Is there a connection between this sense of being collectively hanged in the morning and our monster du jour on the apocalyptic menu? Perhaps zombies have struck you as the perfect embodiment of the end of human society since the very mechanism that animates them seems like a transparent metaphor for destructive human drives that could easily end with barricaded houses, all the electricity off and even the most pacific of us developing an interest in shotguns and machetes.
But why the zombie? This is an even more pertinent question when we consider that, in popular culture, the vampire apocalypse has better traction as the monster of the apocalypse. You are probably aware that Richard Matheson’s novel I Am Legend (and the film Last Man on Earth) is part of the immediate background for George Romero’s vision of survivors battling it out against hordes of the undead.

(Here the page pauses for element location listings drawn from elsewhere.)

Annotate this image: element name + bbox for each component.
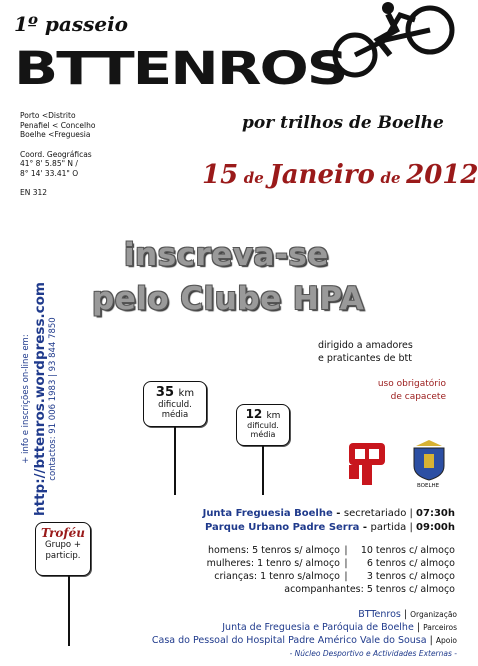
schedule-time: 09:00h (416, 522, 455, 533)
price-list (140, 544, 455, 596)
coords-lat: 41° 8' 5.85" N / (20, 159, 78, 168)
sign-pole-35km (174, 427, 176, 495)
cyclist-icon (330, 0, 460, 90)
short-km: 12 (245, 407, 263, 421)
audience-line-1: dirigido a amadores (318, 340, 413, 351)
road-label: EN 312 (20, 188, 48, 197)
trophy-line-1: Grupo + (45, 540, 81, 550)
boelhe-crest-icon (410, 438, 448, 484)
price-row: mulheres: 1 tenro s/ almoço | 6 tenros c/ almoço (206, 558, 455, 569)
location-block (20, 111, 95, 198)
schedule-what: partida (370, 522, 407, 533)
club-hpa-logo (347, 441, 387, 487)
location-district: Porto <Distrito (20, 111, 76, 120)
price-row: homens: 5 tenros s/ almoço | 10 tenros c/ almoço (208, 545, 455, 556)
audience-line-2: e praticantes de btt (318, 353, 412, 364)
date-day: 15 (202, 160, 239, 190)
helmet-line-2: de capacete (390, 392, 446, 402)
price-row: acompanhantes: 5 tenros c/ almoço (284, 584, 455, 595)
schedule-row: Parque Urbano Padre Serra - partida | 09:00h (204, 522, 455, 533)
bttenros-logo: BTTENROS (14, 42, 347, 96)
route-sign-12km (236, 404, 290, 446)
crest-label: BOELHE (417, 483, 440, 489)
long-km: 35 (155, 385, 174, 400)
headline-line-2: pelo Clube HPA (92, 281, 365, 317)
side-url-link[interactable]: http://bttenros.wordpress.com (32, 282, 48, 516)
coords-lon: 8° 14' 33.41" O (20, 168, 79, 178)
tagline: por trilhos de Boelhe (242, 113, 444, 133)
short-difficulty: dificuld. (247, 421, 279, 430)
location-parish: Boelhe <Freguesia (20, 130, 91, 139)
trophy-title: Troféu (41, 526, 85, 540)
helmet-block (330, 378, 446, 404)
long-difficulty: dificuld. (158, 400, 192, 410)
schedule (203, 507, 455, 535)
price-row: crianças: 1 tenro s/almoço | 3 tenros c/ almoço (214, 571, 455, 582)
schedule-place: Parque Urbano Padre Serra (204, 522, 360, 533)
short-level: média (250, 430, 276, 439)
date-year: 2012 (406, 160, 478, 190)
long-unit: km (178, 388, 195, 399)
credits (152, 608, 457, 660)
headline-line-1: inscreva-se (124, 237, 329, 273)
trophy-pole (68, 576, 70, 646)
sign-pole-12km (262, 446, 264, 495)
event-date (202, 160, 478, 190)
schedule-place: Junta Freguesia Boelhe (202, 508, 333, 519)
audience-block (318, 339, 413, 365)
trophy-line-2: particip. (45, 551, 81, 561)
location-municipality: Penafiel < Concelho (20, 120, 96, 130)
coords-label: Coord. Geográficas (20, 149, 92, 159)
route-sign-35km (143, 381, 207, 427)
helmet-line-1: uso obrigatório (377, 379, 446, 389)
long-level: média (161, 410, 189, 420)
credit-row: Casa do Pessoal do Hospital Padre Américo Vale do Sousa | Apoio (151, 635, 457, 646)
date-de-1: de (243, 169, 264, 187)
schedule-row: Junta Freguesia Boelhe - secretariado | 07:30h (202, 508, 455, 519)
side-info-label: + info e inscrições on-line em: (21, 334, 31, 464)
date-de-2: de (380, 169, 401, 187)
schedule-time: 07:30h (416, 508, 455, 519)
short-unit: km (266, 411, 281, 421)
date-month: Janeiro (269, 160, 375, 190)
credit-row: BTTenros | Organização (358, 609, 457, 620)
credit-row: Junta de Freguesia e Paróquia de Boelhe | Parceiros (222, 622, 457, 633)
edition-title: 1º passeio (14, 12, 129, 36)
trophy-sign (35, 522, 91, 576)
side-info (21, 279, 59, 519)
schedule-what: secretariado (343, 508, 407, 519)
footer-note: - Núcleo Desportivo e Actividades Externas - (289, 649, 457, 658)
side-contacts: contactos: 91 006 1983 | 93 844 7850 (48, 317, 58, 481)
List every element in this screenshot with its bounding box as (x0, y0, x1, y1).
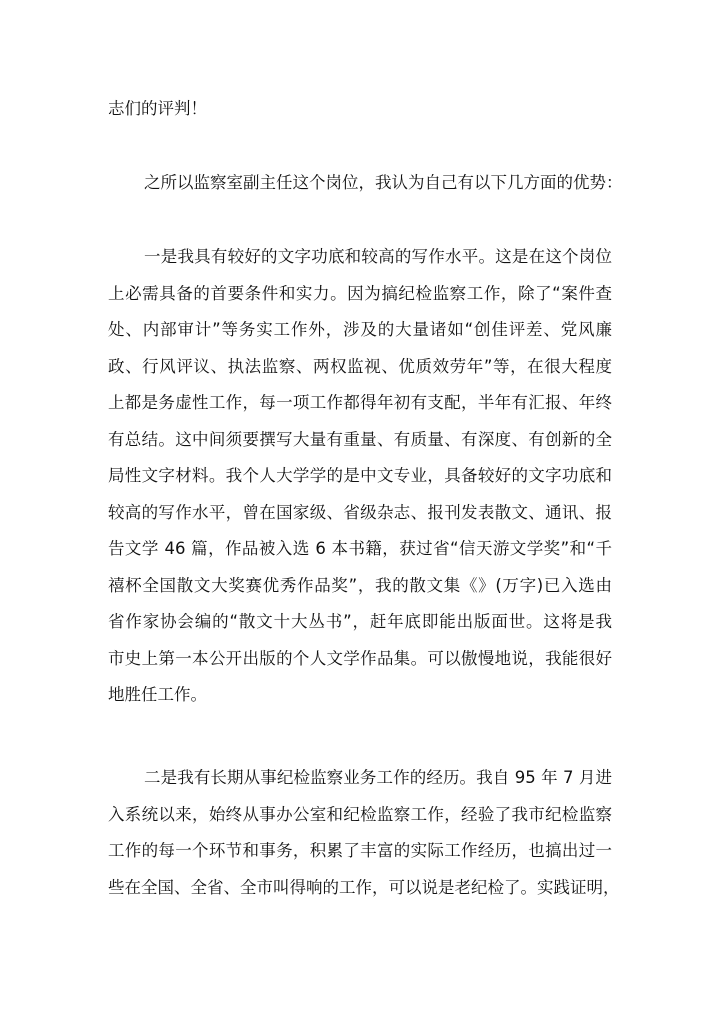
text-line: 志们的评判！ (108, 99, 207, 118)
text-line: 市史上第一本公开出版的个人文学作品集。可以傲慢地说，我能很好 (108, 648, 612, 668)
text-line: 上必需具备的首要条件和实力。因为搞纪检监察工作，除了“案件查 (108, 283, 612, 303)
text-line: 有总结。这中间须要撰写大量有重量、有质量、有深度、有创新的全 (108, 429, 612, 449)
paragraph-closing-line (108, 91, 612, 128)
text-line: 工作的每一个环节和事务，积累了丰富的实际工作经历，也搞出过一 (108, 841, 612, 860)
text-line: 告文学 46 篇，作品被入选 6 本书籍，获过省“信天游文学奖”和“千 (108, 539, 612, 558)
text-line: 上都是务虚性工作，每一项工作都得年初有支配，半年有汇报、年终 (108, 393, 612, 412)
text-line: 较高的写作水平，曾在国家级、省级杂志、报刊发表散文、通讯、报 (108, 502, 612, 522)
paragraph-advantages-intro (108, 165, 623, 202)
text-line: 禧杯全国散文大奖赛优秀作品奖”，我的散文集《》(万字)已入选由 (108, 575, 612, 595)
text-line: 一是我具有较好的文字功底和较高的写作水平。这是在这个岗位 (144, 247, 612, 266)
text-line: 入系统以来，始终从事办公室和纪检监察工作，经验了我市纪检监察 (108, 804, 612, 824)
text-line: 政、行风评议、执法监察、两权监视、优质效劳年”等，在很大程度 (108, 356, 612, 376)
paragraph-writing-skill (108, 239, 612, 714)
text-line: 地胜任工作。 (108, 685, 207, 704)
paragraph-work-experience (108, 760, 620, 906)
text-line: 之所以监察室副主任这个岗位，我认为自己有以下几方面的优势： (144, 173, 623, 192)
text-line: 省作家协会编的“散文十大丛书”，赶年底即能出版面世。这将是我 (108, 612, 612, 631)
text-line: 处、内部审计”等务实工作外，涉及的大量诸如“创佳评差、党风廉 (108, 320, 612, 339)
text-line: 些在全国、全省、全市叫得响的工作，可以说是老纪检了。实践证明， (108, 877, 620, 897)
text-line: 二是我有长期从事纪检监察业务工作的经历。我自 95 年 7 月进 (144, 768, 612, 787)
text-line: 局性文字材料。我个人大学学的是中文专业，具备较好的文字功底和 (108, 466, 612, 485)
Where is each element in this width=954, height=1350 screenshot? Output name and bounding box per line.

Why did the vamps turn into zombies?
I think there are lots of reasons for this, an not to be ignored is the fact that tortured, brooding and very pretty vampires of Anne Rice came along in the same decade as Hal Lindsey’s proclamations of doom delivered west coast idiom. Vampires ended up with a different, and way sexier, cultural trajectory. But maybe the elision of the vampire from our apocalyptic scenarios also has to do with what makes the zombies such good monsters.
There is something basically pathetic about the zombie that we find both humorous and very recognizable. Yes, zombies are us…they are the monster that we could be in some way. But in so many narratives, such as the Walking Dead, Lindqvist’s Handling the Undead and Colbert Whitehead’s Zone One, they are vestiges of a world that never was, representations of loss that we don’t even have time to mourn.

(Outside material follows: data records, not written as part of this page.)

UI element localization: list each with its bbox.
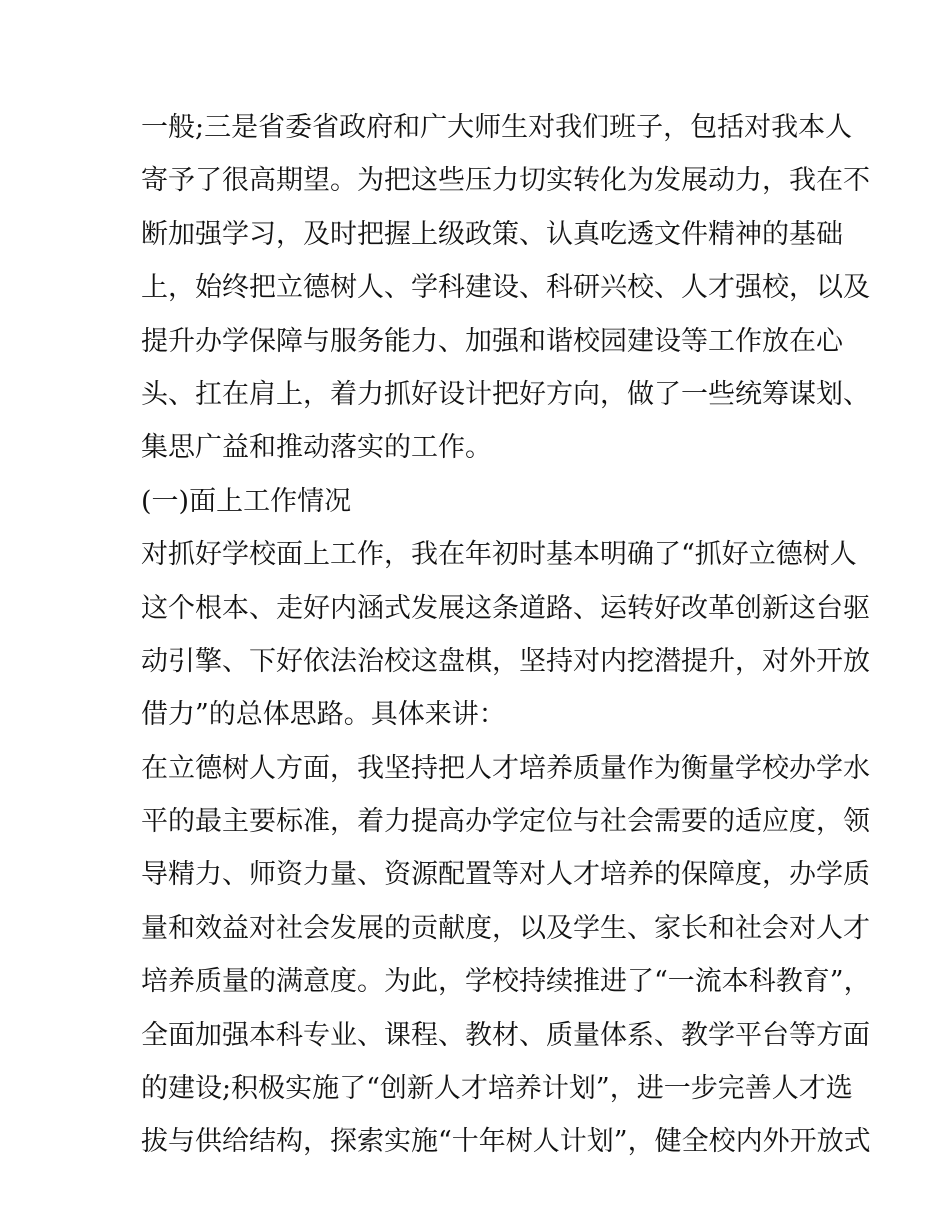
text-line: 在立德树人方面，我坚持把人才培养质量作为衡量学校办学水 — [141, 752, 870, 784]
text-line: 头、扛在肩上，着力抓好设计把好方向，做了一些统筹谋划、 — [141, 378, 870, 410]
body-text — [141, 101, 871, 1169]
text-line: 导精力、师资力量、资源配置等对人才培养的保障度，办学质 — [141, 859, 870, 891]
text-line: 上，始终把立德树人、学科建设、科研兴校、人才强校，以及 — [141, 272, 870, 304]
text-line: 这个根本、走好内涵式发展这条道路、运转好改革创新这台驱 — [141, 592, 870, 624]
text-line: 量和效益对社会发展的贡献度，以及学生、家长和社会对人才 — [141, 912, 870, 944]
text-line: 一般;三是省委省政府和广大师生对我们班子，包括对我本人 — [141, 112, 853, 143]
text-line: 提升办学保障与服务能力、加强和谐校园建设等工作放在心 — [141, 325, 843, 357]
section-heading: (一)面上工作情况 — [141, 485, 352, 517]
text-line: 对抓好学校面上工作，我在年初时基本明确了“抓好立德树人 — [141, 539, 857, 571]
text-line: 断加强学习，及时把握上级政策、认真吃透文件精神的基础 — [141, 218, 843, 250]
text-line: 培养质量的满意度。为此，学校持续推进了“一流本科教育”， — [141, 966, 871, 998]
text-line: 拔与供给结构，探索实施“十年树人计划”，健全校内外开放式 — [141, 1126, 871, 1158]
text-line: 平的最主要标准，着力提高办学定位与社会需要的适应度，领 — [141, 806, 870, 838]
text-line: 动引擎、下好依法治校这盘棋，坚持对内挖潜提升，对外开放 — [141, 645, 870, 677]
text-line: 全面加强本科专业、课程、教材、质量体系、教学平台等方面 — [141, 1019, 870, 1051]
text-line: 寄予了很高期望。为把这些压力切实转化为发展动力，我在不 — [141, 165, 870, 197]
text-line: 的建设;积极实施了“创新人才培养计划”，进一步完善人才选 — [141, 1073, 853, 1105]
text-line: 借力”的总体思路。具体来讲： — [141, 699, 506, 731]
text-line: 集思广益和推动落实的工作。 — [141, 432, 492, 464]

In Whitehead’s brilliant novel there are two kinds of zombies or “skels”-the violent primal hungry kind and the “stragglers.” The latter wander the streets of lower Manhattan, going to fast food places and standing in line or standing at copy machines or ricocheting off the walls of a Human Resources meeting rooms. They are less apocalyptic monsters and more just us, wound down by ennui and pretty damn tired of the whole mess.
This brings me to the final depressing topic I’d like to mention. With comets colliding into us, seas rising and the cable going off, the epic nature of the apocalypse has always haunted most religious visions of the end. But I wonder if we need micro-histories of the apocalypse, histories of these imaginings that will contemplate its sadness? Could we as scholars explore the feeling of the apocalypse? What would a history of the “inner life of the apocalypse” or “the emotion of the apocalypse” even look like? I don’t know. But it might be another way to explore what we need these ideas for, why we hold them close.
We certainly know what it is looked and felt like in popular culture. Its been Jason Robards at the end of 1983s The Day After, weeping in the arms of another atomic survivor as they die of radiation sickness. And it’s a feeling that Colson White head has one of his characters communicate. “What does apocalypse mean?” a small child asks his dad. “It means that in the future things will be even worse than they are now” his father responds.